Over a great many acres, the meadows have been cut up into great squares and other figures by the ice of February, as if ready to be removed, sometimes separated by narrow and deep channels like muskrat paths, but oftener the edges have been raised and apparently stretched and, settling, have not fallen into their places exactly but lodged on their neighbors. Even yet you see cakes of ice surmounted by a shell of meadow-crust, which has preserved it, while all around is bare meadow.

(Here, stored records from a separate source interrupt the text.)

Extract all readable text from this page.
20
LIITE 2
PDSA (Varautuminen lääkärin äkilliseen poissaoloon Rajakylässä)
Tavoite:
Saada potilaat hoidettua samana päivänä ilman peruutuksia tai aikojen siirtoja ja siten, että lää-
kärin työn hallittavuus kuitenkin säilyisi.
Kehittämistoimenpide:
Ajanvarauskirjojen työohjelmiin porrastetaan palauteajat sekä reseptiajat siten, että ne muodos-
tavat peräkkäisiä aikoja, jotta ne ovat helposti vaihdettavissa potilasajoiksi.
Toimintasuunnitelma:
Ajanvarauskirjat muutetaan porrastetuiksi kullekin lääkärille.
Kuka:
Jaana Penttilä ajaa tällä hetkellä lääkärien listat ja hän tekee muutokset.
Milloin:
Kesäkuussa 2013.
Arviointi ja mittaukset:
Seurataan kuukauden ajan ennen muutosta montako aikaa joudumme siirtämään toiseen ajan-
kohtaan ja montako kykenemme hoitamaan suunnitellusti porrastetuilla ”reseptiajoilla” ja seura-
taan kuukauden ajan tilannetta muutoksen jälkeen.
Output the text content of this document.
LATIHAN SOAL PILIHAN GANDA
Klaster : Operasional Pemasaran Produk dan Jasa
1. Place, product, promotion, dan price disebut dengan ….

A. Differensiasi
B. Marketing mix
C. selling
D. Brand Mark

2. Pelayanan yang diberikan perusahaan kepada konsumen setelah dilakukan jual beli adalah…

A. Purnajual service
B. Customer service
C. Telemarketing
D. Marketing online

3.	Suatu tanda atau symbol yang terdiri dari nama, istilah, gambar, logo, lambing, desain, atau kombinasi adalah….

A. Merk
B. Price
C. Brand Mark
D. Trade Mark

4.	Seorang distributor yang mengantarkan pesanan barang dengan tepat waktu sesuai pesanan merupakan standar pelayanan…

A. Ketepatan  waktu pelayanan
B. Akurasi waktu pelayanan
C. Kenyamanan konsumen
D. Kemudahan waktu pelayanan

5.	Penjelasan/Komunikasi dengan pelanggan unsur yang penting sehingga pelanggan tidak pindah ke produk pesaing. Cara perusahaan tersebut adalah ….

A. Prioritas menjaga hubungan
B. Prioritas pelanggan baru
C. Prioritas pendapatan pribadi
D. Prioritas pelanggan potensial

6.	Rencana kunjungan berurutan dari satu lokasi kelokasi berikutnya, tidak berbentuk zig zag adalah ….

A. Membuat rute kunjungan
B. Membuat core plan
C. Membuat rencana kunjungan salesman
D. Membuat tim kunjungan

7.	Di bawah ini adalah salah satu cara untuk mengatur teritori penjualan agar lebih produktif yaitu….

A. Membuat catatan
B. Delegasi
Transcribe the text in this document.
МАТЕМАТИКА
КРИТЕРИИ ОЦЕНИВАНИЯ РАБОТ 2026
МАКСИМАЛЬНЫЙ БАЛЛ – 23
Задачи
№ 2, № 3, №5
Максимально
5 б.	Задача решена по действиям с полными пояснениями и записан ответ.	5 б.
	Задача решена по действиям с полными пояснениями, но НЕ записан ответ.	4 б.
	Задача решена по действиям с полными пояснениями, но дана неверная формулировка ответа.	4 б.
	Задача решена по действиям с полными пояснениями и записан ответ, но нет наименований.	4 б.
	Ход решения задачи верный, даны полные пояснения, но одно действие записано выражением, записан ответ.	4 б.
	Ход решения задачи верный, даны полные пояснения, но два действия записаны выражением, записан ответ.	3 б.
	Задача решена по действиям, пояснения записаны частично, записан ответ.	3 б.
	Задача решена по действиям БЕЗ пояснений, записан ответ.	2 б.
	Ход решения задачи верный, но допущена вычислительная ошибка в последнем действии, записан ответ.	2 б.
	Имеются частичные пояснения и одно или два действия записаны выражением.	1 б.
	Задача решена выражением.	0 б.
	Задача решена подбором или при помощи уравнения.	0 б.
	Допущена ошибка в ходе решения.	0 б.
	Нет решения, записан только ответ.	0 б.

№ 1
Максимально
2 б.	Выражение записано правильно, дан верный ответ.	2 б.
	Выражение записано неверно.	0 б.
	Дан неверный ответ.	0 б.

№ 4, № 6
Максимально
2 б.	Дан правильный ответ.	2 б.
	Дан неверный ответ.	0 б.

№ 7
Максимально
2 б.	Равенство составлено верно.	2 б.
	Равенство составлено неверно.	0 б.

H. D. Thoreau, Journal, March 28, 1855
Colder . . . wind strong from northwest. The mountains are still covered with snow. See March 11, 1854 ("The distant mountains are all white with snow while our landscape is nearly bare"); March 20, 1853 ("The mountains are white with snow, and sure as the wind is northwest it is wintry.");April 4, 1859 ("When I look with my glass, I see the cold and sheeny snow still glazing the mountains. This it is which makes the wind so piercing cold."); . April 12, 1855 ("The mountains are again thickly clad with snow, and, the wind being northwest, this coldness is accounted for") See also A Book of the Seasons, by Henry Thoreau, Mountains in the Horizon
A yellow-spotted tortoise in a still ditch, which has a little ice also. See March 26, 1860 ("The yellow-spotted tortoise may be seen February 23, as in '57, or not till March 28, as in '55, — thirty-three days. "); February 23, 1857 (“See two yellow-spotted tortoises in the ditch south of Trillium Wood.”); March 10, 1853 ("I find a yellow-spotted tortoise (Emys guttata) in the brook.”); March 18, 1854 (" C. has already seen a yellow-spotted tortoise in a ditch.”); March 23, 1858 ("See something stirring amid the dead leaves in the water at the bottom of a ditch, in two or three places, and presently see the back of a yellow-spotted turtle."); March 27, 1853 ("I see but one tortoise (Emys guttata) in Nut Meadow Brook now; the weather is too raw and gusty."); March 28, 1852 (" A yellow-spotted tortoise by the causeway side in the meadow near Hubbard's Bridge. "); March 28, 1857 ("The Emys guttata is found in brooks and ditches. I passed three to-day, lying cunningly quite motionless, with heads and feet drawn in, on the bank of a little grassy ditch, close to a stump, in the sun, on the russet flattened grass, . . .Do I ever see a yellow-spot turtle in the river? "); April 1, 1857 ("Up Assabet. See an Emys guttata sunning on the bank. I had forgotten whether I ever saw it in this river") See also A Book of the Seasons, by Henry Thoreau, The Yellow-Spotted Turtle
I see where a skunk (apparently) has been probing the sod. See February 24, 1857 ("I have seen the probings of skunks for a week or more.); February 25, 1860 ("They appear to come out commonly in the warmer weather in the latter part of February."); March 30, 1855 ("Not till late could the skunk find a place where the ground was thawed on the surface.") See also A Book of the Seasons, by Henry Thoreau, Signs of the Spring; Skunks Active
As for the singing of birds, — the few that have come to us, — it is too cold for them to sing and for me to hear. See March 28, 1853 ("Too cold for the birds to sing much.")
The bluebird’s warble comes feeble and frozen to my ear. See A Book of the Seasons, by Henry Thoreau, the Bluebird in Early Spring.